Research Strategies
There are 3 main areas where research for treating RP has been focused. Gene therapy, cell therapy (which sometimes called stem cell therapy) and prosthetics. These areas have been getting the most attnetion in clinical trials. It is important to note that none of these are cures and also with one exception none of these have been approved by the FDA.Gene Therapies
The treatment option that has received the most attention have been gene therapies. Scientific advances have deepened the general understanding of the genetic makeup on humans. This has led to a number of options in treating RP which is a genetic disease.
Gene editing is one of the techniques being used. This technique seeks to edit the mutated gene, thus repairing the mutation.
A similar technique is gene replacing which seeks to replace the mutated gene with a copy of the gene that does not have the mutation. In both editing and replacement the specific gene that causes RP. These are referred to as gene specific therapies. Each therapy has to be specifically created to deal with a specific type of gene. Once created these therapies are delivered using a virus that is injected into the eye. The virus changes genes in the cells in the eye to either replace the gene or edit it.
A third form of genetic therapy is referred to as gene agnostic. This means the treatment is not gene specific and therefore has a broader number of potential patients. With this treatment cells in the retina that are not photoreceptors are in effect changed to act as photoreceptors. This is delivered the same way as the other therapies, that is through a virus that targets the none phtoreceptor cells into photoreceptors.None of these treatments are a cure. The editing and replacements therapies can slow or even temporarily stop the progression of RP. In some cases some vision is restored but it is a small amount. With the 3rd option, some vision is restored but that vision is usually the central vision. It does not stop the progression of the disease.
One of these treatments have been approved by the FDA. It is called Luxterna and is specifically targeted for the RPE65 gene. It has been shown to restore some vision as well as arrest the progression of the disease.
Stem Cell Therapy
Cell therapy which is also referred to as stem cell therapy uses stem cells from the body to create photoreceptor cells that are implanted in the retina. The stem cells are created from skin cells in a patient and are then cultivated in a lab to create photoreceptor cells. These are then injected into the eye to replace the damaged photoreceptors in the patient. This therapy is in the early stages of clinical trials. However a similar technique has been used to treat some forms of cancer for a few years now. If successful the treatment would possibly restore some vision or slow down the progression of RP.Prosthetics
Prosthetic retinas which are sometimes called the chip, have been around a while. They consist of a small microchip with an array of sensors. This is implanted in the retina. The patient then wears a pair of glasses that have a video camera in it. The glasses send the image to the chip which in turn creates the electrical pulses that are sent to the brain. As technology has improved the images that are created by the chip have also improved. However they are not as good as a what the retina can do. The chips are usually used on people who have lost all vision.Other Research
There is an ongoing clinical trial investigating whether a supplement called NAC can slow down or even slightly improve vision in RP patients. NAC which is short for N-acetyl cysteine, is being investigated for possibly improving the function of the Cone photoreceptors in the retina. It may also slow down the progression of RP.

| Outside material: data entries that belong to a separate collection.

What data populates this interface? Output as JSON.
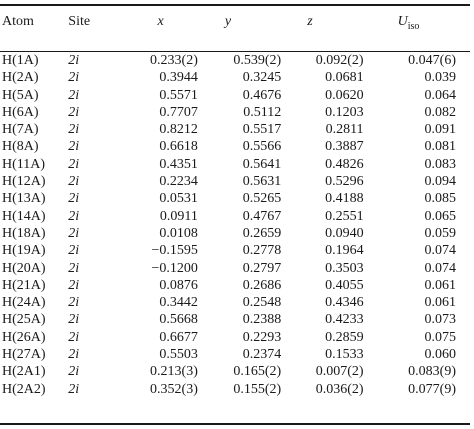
{
  "table": {
    "headers": {
      "atom": "Atom",
      "site": "Site",
      "x": "x",
      "y": "y",
      "z": "z",
      "u_main": "U",
      "u_sub": "iso"
    },
    "rows": [
      {
        "atom": "H(1A)",
        "site": "2i",
        "x": "0.233(2)",
        "y": "0.539(2)",
        "z": "0.092(2)",
        "u": "0.047(6)"
      },
      {
        "atom": "H(2A)",
        "site": "2i",
        "x": "0.3944",
        "y": "0.3245",
        "z": "0.0681",
        "u": "0.039"
      },
      {
        "atom": "H(5A)",
        "site": "2i",
        "x": "0.5571",
        "y": "0.4676",
        "z": "0.0620",
        "u": "0.064"
      },
      {
        "atom": "H(6A)",
        "site": "2i",
        "x": "0.7707",
        "y": "0.5112",
        "z": "0.1203",
        "u": "0.082"
      },
      {
        "atom": "H(7A)",
        "site": "2i",
        "x": "0.8212",
        "y": "0.5517",
        "z": "0.2811",
        "u": "0.091"
      },
      {
        "atom": "H(8A)",
        "site": "2i",
        "x": "0.6618",
        "y": "0.5566",
        "z": "0.3887",
        "u": "0.081"
      },
      {
        "atom": "H(11A)",
        "site": "2i",
        "x": "0.4351",
        "y": "0.5641",
        "z": "0.4826",
        "u": "0.083"
      },
      {
        "atom": "H(12A)",
        "site": "2i",
        "x": "0.2234",
        "y": "0.5631",
        "z": "0.5296",
        "u": "0.094"
      },
      {
        "atom": "H(13A)",
        "site": "2i",
        "x": "0.0531",
        "y": "0.5265",
        "z": "0.4188",
        "u": "0.085"
      },
      {
        "atom": "H(14A)",
        "site": "2i",
        "x": "0.0911",
        "y": "0.4767",
        "z": "0.2551",
        "u": "0.065"
      },
      {
        "atom": "H(18A)",
        "site": "2i",
        "x": "0.0108",
        "y": "0.2659",
        "z": "0.0940",
        "u": "0.059"
      },
      {
        "atom": "H(19A)",
        "site": "2i",
        "x": "−0.1595",
        "y": "0.2778",
        "z": "0.1964",
        "u": "0.074"
      },
      {
        "atom": "H(20A)",
        "site": "2i",
        "x": "−0.1200",
        "y": "0.2797",
        "z": "0.3503",
        "u": "0.074"
      },
      {
        "atom": "H(21A)",
        "site": "2i",
        "x": "0.0876",
        "y": "0.2686",
        "z": "0.4055",
        "u": "0.061"
      },
      {
        "atom": "H(24A)",
        "site": "2i",
        "x": "0.3442",
        "y": "0.2548",
        "z": "0.4346",
        "u": "0.061"
      },
      {
        "atom": "H(25A)",
        "site": "2i",
        "x": "0.5668",
        "y": "0.2388",
        "z": "0.4233",
        "u": "0.073"
      },
      {
        "atom": "H(26A)",
        "site": "2i",
        "x": "0.6677",
        "y": "0.2293",
        "z": "0.2859",
        "u": "0.075"
      },
      {
        "atom": "H(27A)",
        "site": "2i",
        "x": "0.5503",
        "y": "0.2374",
        "z": "0.1533",
        "u": "0.060"
      },
      {
        "atom": "H(2A1)",
        "site": "2i",
        "x": "0.213(3)",
        "y": "0.165(2)",
        "z": "0.007(2)",
        "u": "0.083(9)"
      },
      {
        "atom": "H(2A2)",
        "site": "2i",
        "x": "0.352(3)",
        "y": "0.155(2)",
        "z": "0.036(2)",
        "u": "0.077(9)"
      }
    ]
  }
}
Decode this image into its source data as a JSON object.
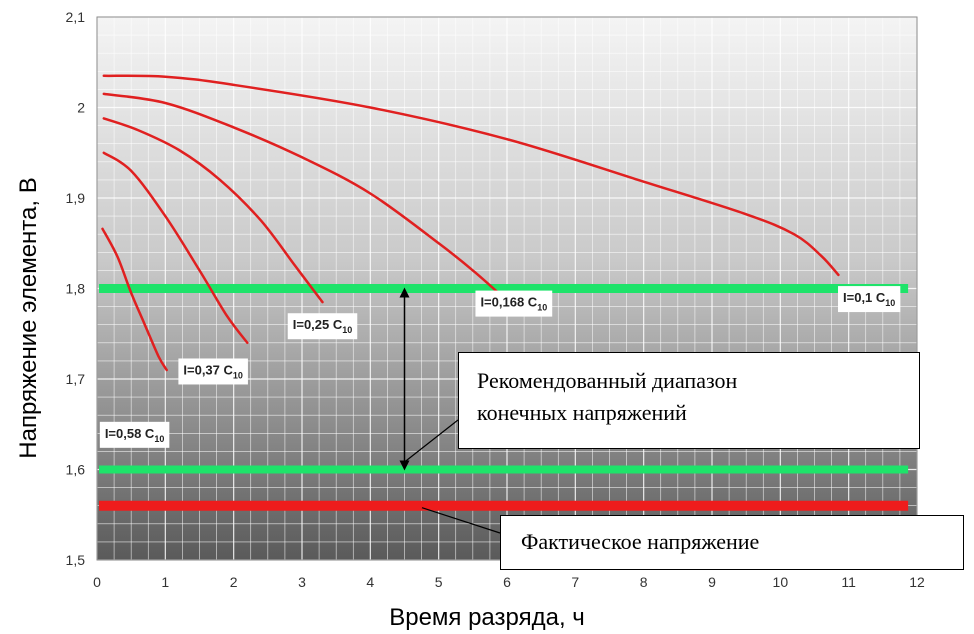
{
  "chart_data": {
    "type": "line",
    "xlabel": "Время разряда, ч",
    "ylabel": "Напряжение элемента, В",
    "xlim": [
      0,
      12
    ],
    "ylim": [
      1.5,
      2.1
    ],
    "xticks": [
      "0",
      "1",
      "2",
      "3",
      "4",
      "5",
      "6",
      "7",
      "8",
      "9",
      "10",
      "11",
      "12"
    ],
    "yticks": [
      "1,5",
      "1,6",
      "1,7",
      "1,8",
      "1,9",
      "2",
      "2,1"
    ],
    "grid": true,
    "series": [
      {
        "name": "I=0,58 C10",
        "label_main": "I=0,58 C",
        "label_sub": "10",
        "color": "#e02020",
        "x": [
          0.08,
          0.3,
          0.5,
          0.7,
          0.9,
          1.02
        ],
        "y": [
          1.866,
          1.835,
          1.795,
          1.76,
          1.725,
          1.71
        ]
      },
      {
        "name": "I=0,37 C10",
        "label_main": "I=0,37 C",
        "label_sub": "10",
        "color": "#e02020",
        "x": [
          0.1,
          0.5,
          1.0,
          1.5,
          1.9,
          2.2
        ],
        "y": [
          1.95,
          1.93,
          1.88,
          1.82,
          1.77,
          1.74
        ]
      },
      {
        "name": "I=0,25 C10",
        "label_main": "I=0,25 C",
        "label_sub": "10",
        "color": "#e02020",
        "x": [
          0.1,
          0.6,
          1.2,
          1.8,
          2.4,
          2.9,
          3.3
        ],
        "y": [
          1.988,
          1.975,
          1.953,
          1.92,
          1.875,
          1.825,
          1.785
        ]
      },
      {
        "name": "I=0,168 C10",
        "label_main": "I=0,168 C",
        "label_sub": "10",
        "color": "#e02020",
        "x": [
          0.1,
          1.0,
          2.0,
          3.0,
          4.0,
          5.0,
          5.5,
          5.95
        ],
        "y": [
          2.015,
          2.005,
          1.978,
          1.945,
          1.905,
          1.85,
          1.82,
          1.79
        ]
      },
      {
        "name": "I=0,1 C10",
        "label_main": "I=0,1 C",
        "label_sub": "10",
        "color": "#e02020",
        "x": [
          0.1,
          1.0,
          2.0,
          4.0,
          6.0,
          8.0,
          9.5,
          10.2,
          10.6,
          10.85
        ],
        "y": [
          2.035,
          2.034,
          2.025,
          2.0,
          1.965,
          1.918,
          1.882,
          1.86,
          1.836,
          1.815
        ]
      }
    ],
    "reference_lines": [
      {
        "y": 1.8,
        "color": "#1ee36a"
      },
      {
        "y": 1.6,
        "color": "#1ee36a"
      },
      {
        "y": 1.56,
        "color": "#ee1c1c"
      }
    ],
    "annotations": {
      "range_arrow": {
        "x": 4.5,
        "y_from": 1.8,
        "y_to": 1.6
      },
      "range_text": [
        "Рекомендованный диапазон",
        "конечных напряжений"
      ],
      "actual_text": "Фактическое напряжение"
    }
  }
}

Another area of research that is in its infancy is that of eye transplants. A donor eye would be transplanted into a patient to replace the damaged eye. This would, if it eventually works, allow those with a variety of vision issues to be treated.
Clinical Trials
Clinical trials are conducted in order to seek FDA approval for a medication or procedure to treat a disease or condition. There are usually 4 phases to a clinical trial.

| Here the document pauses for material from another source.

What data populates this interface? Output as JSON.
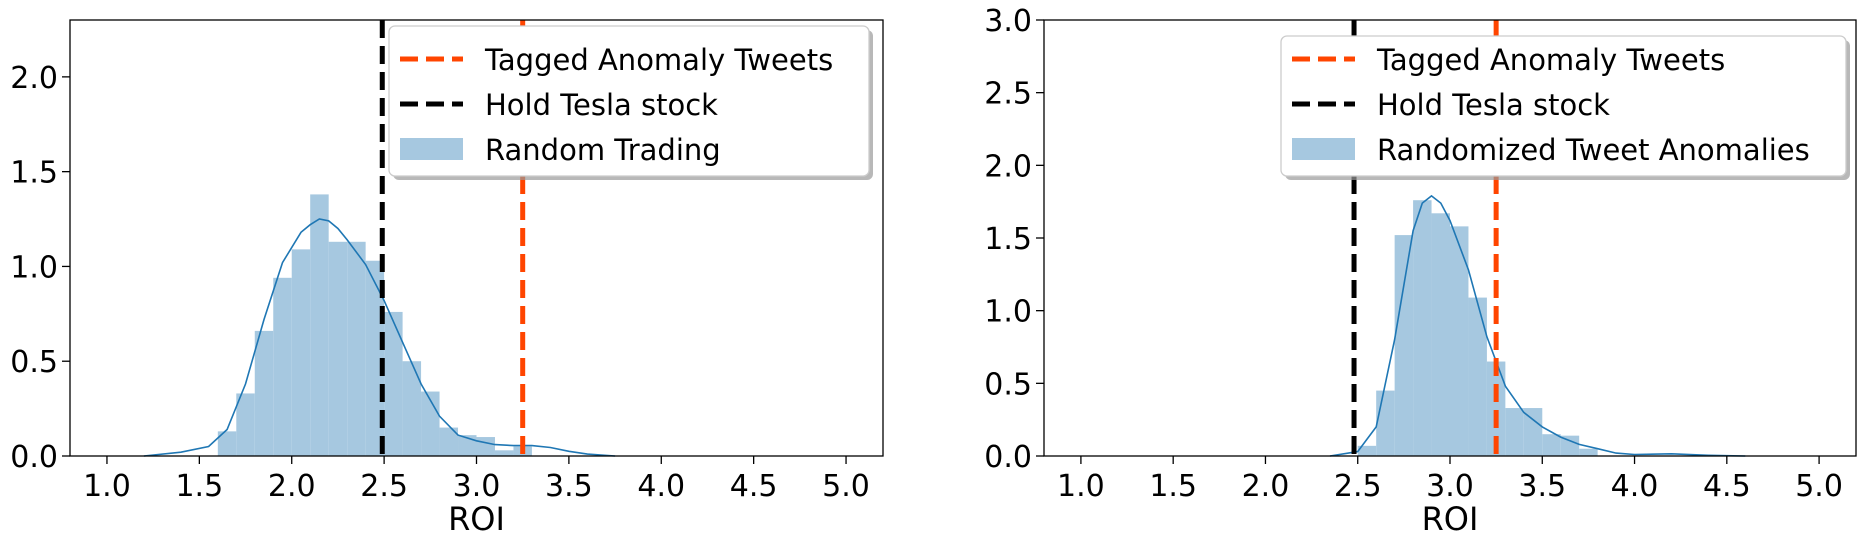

Phase I measures whether the drug or procedure is safe. That is, will it harm anyone who takes it. This phase usually only has a small number of participants and is only done to measure the safety of the drug/procedure.
Phase II is designed to see if the drug or procedure works for the purpose it was designed to do. It’s also designed to investigate any side effects that might occur through taking the drug or procedure.
Phase III is designed to confirm if the drug or procedure works. This is done with a blind study where some of the participants are given a placebo or sham drug or procedure.
Phase IV is designed to determine any long term effects of the drug or procedure. RP is referred to as an orphan disease in that relatively speaking so few people have it that clinical trial is given special consideration. Usually this means combining the phases as well as lowering the number of participants. Also depending on the conclusions after phase III, FDA approval can be given without phase IV. It is important to note that most clinical trials do not lead to an approved treatment. However as of late, RP and other inherited retinal diseases have seen an uptick in the number of clinical trials targeting treatments. The clinical trials currently available can be tracked on the US Government website www.clinicaltrials.gov. You should always seek advice from your retina specialist before enrolling in a trial. Further you should never ever pay to be part of a trial. Any group running a trial that is legit will never ask you for money.